Ordinanza di Cassazione Civile Sez. 5 Num. 2604 Anno 2024
Civile Ord. Sez. 5 Num. 2604 Anno 2024
Presidente: COGNOME NOME
Relatore: COGNOME
Data pubblicazione: 29/01/2024
ORDINANZA
sul ricorso n. 25122/2015 proposto da:
RAGIONE_SOCIALE, nella persona del Direttore pro tempore , rappresentata e difesa dall’RAGIONE_SOCIALE, presso i cui uffici è elettivamente domiciliata, in Roma, INDIRIZZO.
– ricorrente –
contro
RAGIONE_SOCIALE RAGIONE_SOCIALE, nella persona del legale rappresentante pro tempore;
– intimata –
avverso la sentenza della Commissione tributaria regionale della LOMBARDIA, n. 4846/65/014, depositata in data 18 settembre 2014, non notificata;
udita la relazione della causa svolta nella camera di consiglio del 5 dicembre 2023 dal Consigliere NOME COGNOME;
RITENUTO CHE
La Commissione tributaria provinciale di Mantova, con sentenza n. 43 del 24 febbraio 2010, aveva rigettato il ricorso proposto dalla società RAGIONE_SOCIALE RAGIONE_SOCIALE, avente ad oggetto tre atti di contestazione relativi agli anni 2005, 2006 e 2007, relativi all’omessa regolarizzazione di fatture di acquisto emesse dalla società RAGIONE_SOCIALE per prestazioni di smaltimento di combustibile da rifiuti «CDR», con applicazione di aliquota Iva agevolata del 10%, anziché in misura ordinaria, considerato che tali prestazioni non rientravano nella tabella A, parte terza, punto 127 sexiesdecies , del d.P.R. n. 633 del 1972.

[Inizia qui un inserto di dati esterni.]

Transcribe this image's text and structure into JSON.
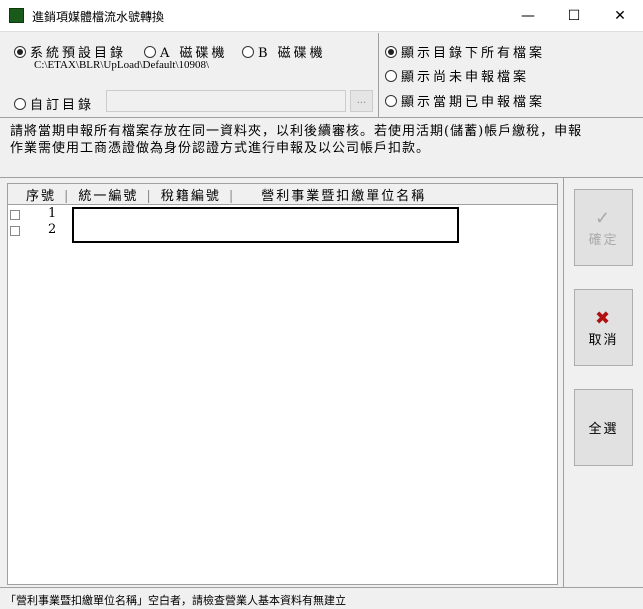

La Commissione tributaria regionale, adita dalla società contribuente, ha accolto l’appello, dichiarando l’illegittimità degli avvisi di accertamento relativi agli anni 2006 e 2007 e l’estinzione del giudizio con riferimento all’avviso di accertamento per l’anno 2005 per definizione agevolata della lite, sulla base RAGIONE_SOCIALE seguenti considerazioni:
-) la condizione per la fruizione della aliquota ridotta sulla attività di gestione dei rifiuti era che questi potessero essere qualificati come rifiuti urbani, secondo la definizione data dall’art. 7, comma 2, del decreto legislativo n. 22 del 1997, o anche rifiuti speciali ai sensi dell’art. 7, comma 3, lettera g) del decreto legislativo n. 22 del 1997;
-) l’agevolazione riguardava, dunque, anche la componente secca residuale dei rifiuti solidi urbani in impianti di termovalorizzazione;
-) non era corretta neppure la sanzione applicata dall’Ufficio in ragione dell ‘ incertezza interpretativa della norma ai sensi dell’articolo 8 del decreto legislativo n. 546 del 1992, tenuto conto che nel tempo ci erano state una miriade di norme correttive e sostitutive, pseudo esplicative, decreti, risoluzioni, che avevano provocato ancora più confusione nella fattispecie di fatto identificata dai codici CER (catalogo Europeo dei Rifiuti) 19 e 20.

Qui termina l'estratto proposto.